De cualquier manera, nos quedamos sobre todo con la especial sensibilidad de un cineasta que ha conseguido algunas pelis estupendas desde que debutó en el cine hace ahora casi un cuarto de siglo: a las mentadas al comienzo de este texto habría que añadir, muy especialmente, la tan sibilinamente shakespeariana Camino a la perdición, donde el “film noir” se convertía en una trágica, bellísima balada de contornos sutilmente edípicos.
Gran trabajo, como siempre, de Olivia Colman, una actriz a la que la edad le ha sentado estupendamente: las series Broadchurch y The crown, La favorita, La hija oscura, entre otros títulos, así lo confirman. A su lado, el actor de origen jamaicano Micheal Ward mantiene bien el tipo y se puede decir que tiene buena química con Colman. Colin Firth y Toby Jones, que suelen ser protagonistas, aquí son aplicados y solventes secundarios.

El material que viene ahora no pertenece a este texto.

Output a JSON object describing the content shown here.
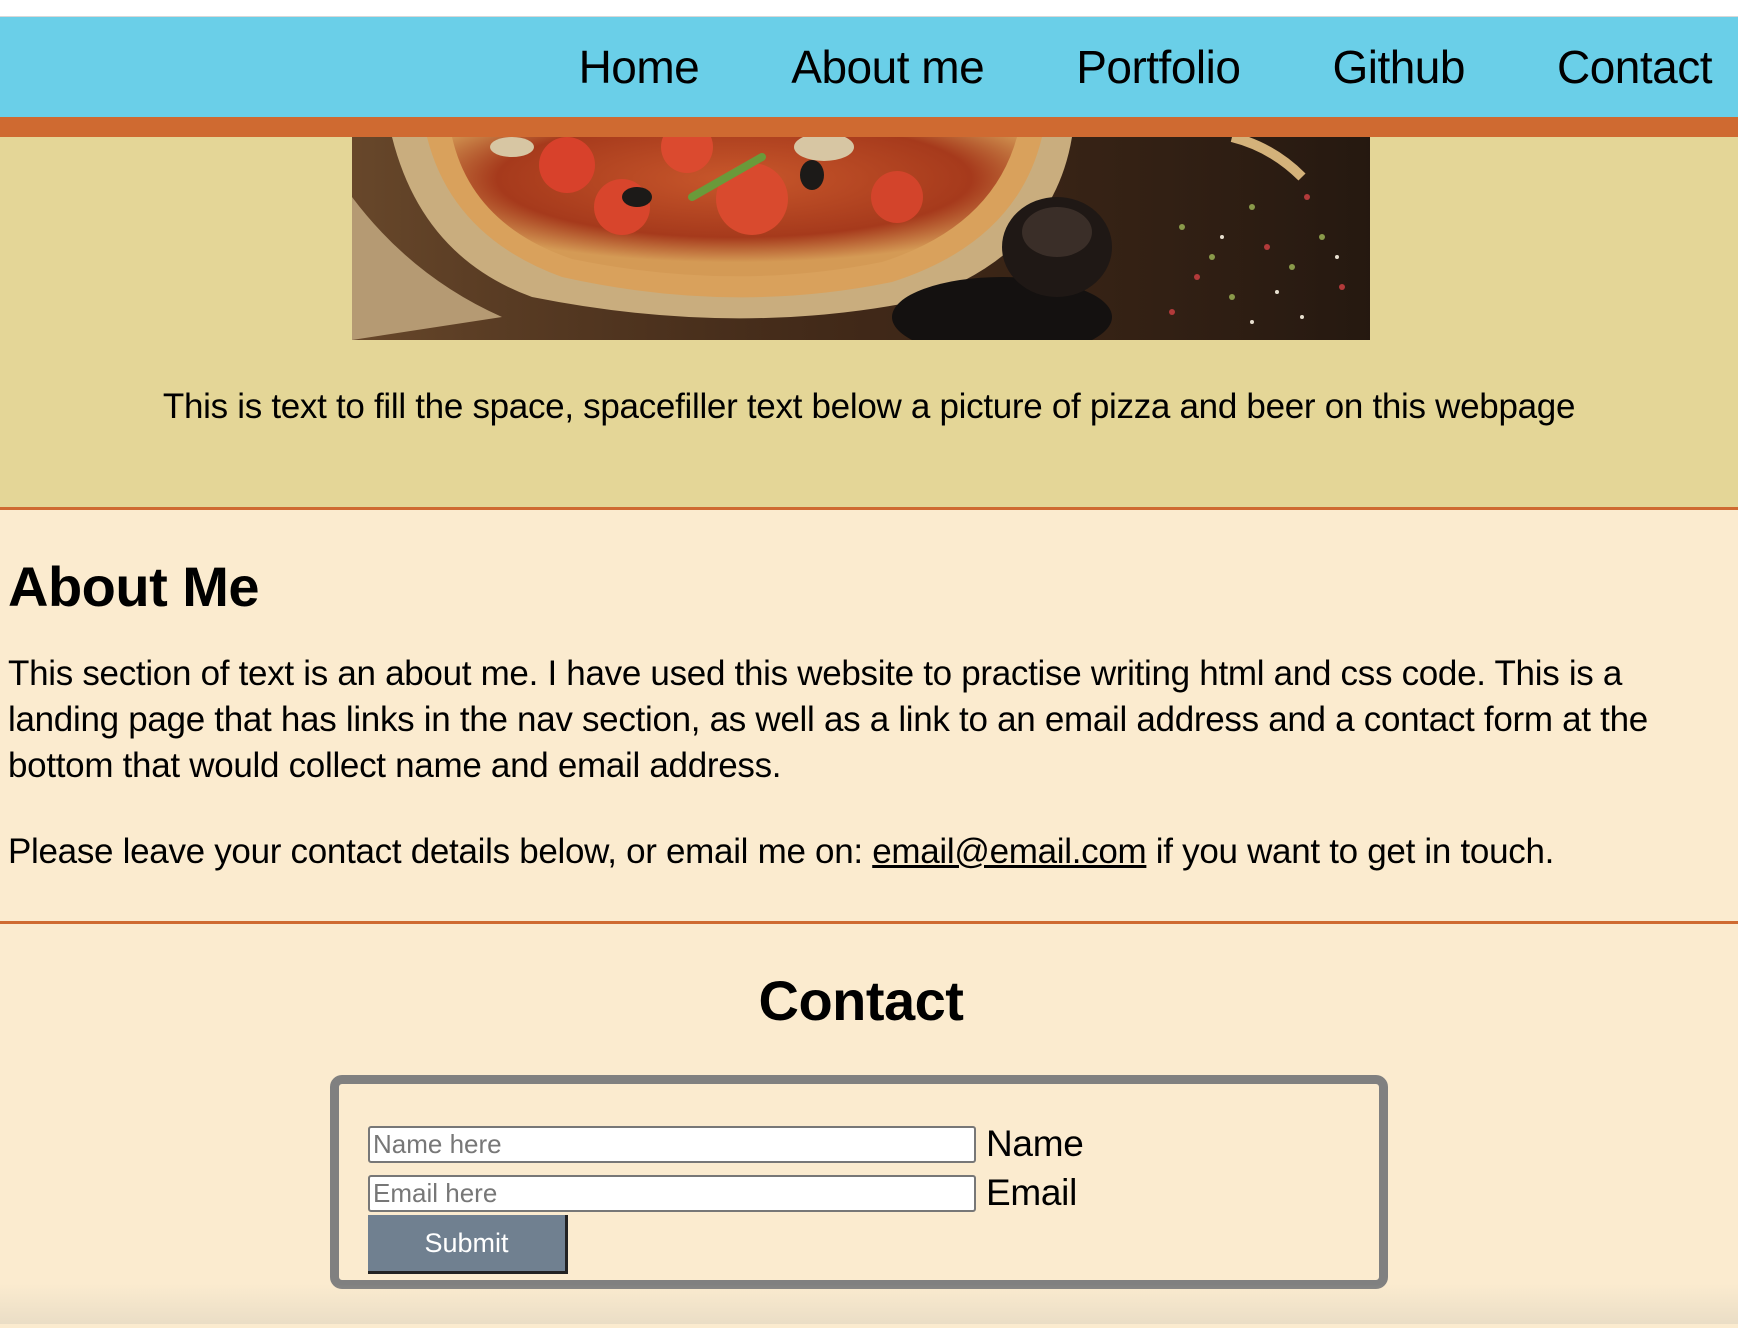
{
  "nav": {
    "items": [
      {
        "label": "Home"
      },
      {
        "label": "About me"
      },
      {
        "label": "Portfolio"
      },
      {
        "label": "Github"
      },
      {
        "label": "Contact"
      }
    ]
  },
  "hero": {
    "image_icon": "pizza-photo",
    "caption": "This is text to fill the space, spacefiller text below a picture of pizza and beer on this webpage"
  },
  "about": {
    "title": "About Me",
    "paragraph1": "This section of text is an about me. I have used this website to practise writing html and css code. This is a landing page that has links in the nav section, as well as a link to an email address and a contact form at the bottom that would collect name and email address.",
    "paragraph2_before": "Please leave your contact details below, or email me on: ",
    "email": "email@email.com",
    "paragraph2_after": " if you want to get in touch."
  },
  "contact": {
    "title": "Contact",
    "name_placeholder": "Name here",
    "name_value": "",
    "name_label": "Name",
    "email_placeholder": "Email here",
    "email_value": "",
    "email_label": "Email",
    "submit_label": "Submit"
  },
  "colors": {
    "nav_bg": "#6acfe8",
    "accent": "#cf6a31",
    "hero_bg": "#e4d697",
    "page_bg": "#fbebcf",
    "button_bg": "#708090"
  }
}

Exquisita la dirección de fotografía del operador habitual de Mendes, Roger Deakins, huyendo aquí del preciosismo de otros títulos, que no procedía, plegándose a este ambiente oscuro y lóbrego del sur de Inglaterra, en un tiempo especialmente aciago para sus moradores, lo que también conviene a esta historia en la que los nubarrones no estarán solo en el cielo, sino, sobre todo, en la cabeza de la protagonista.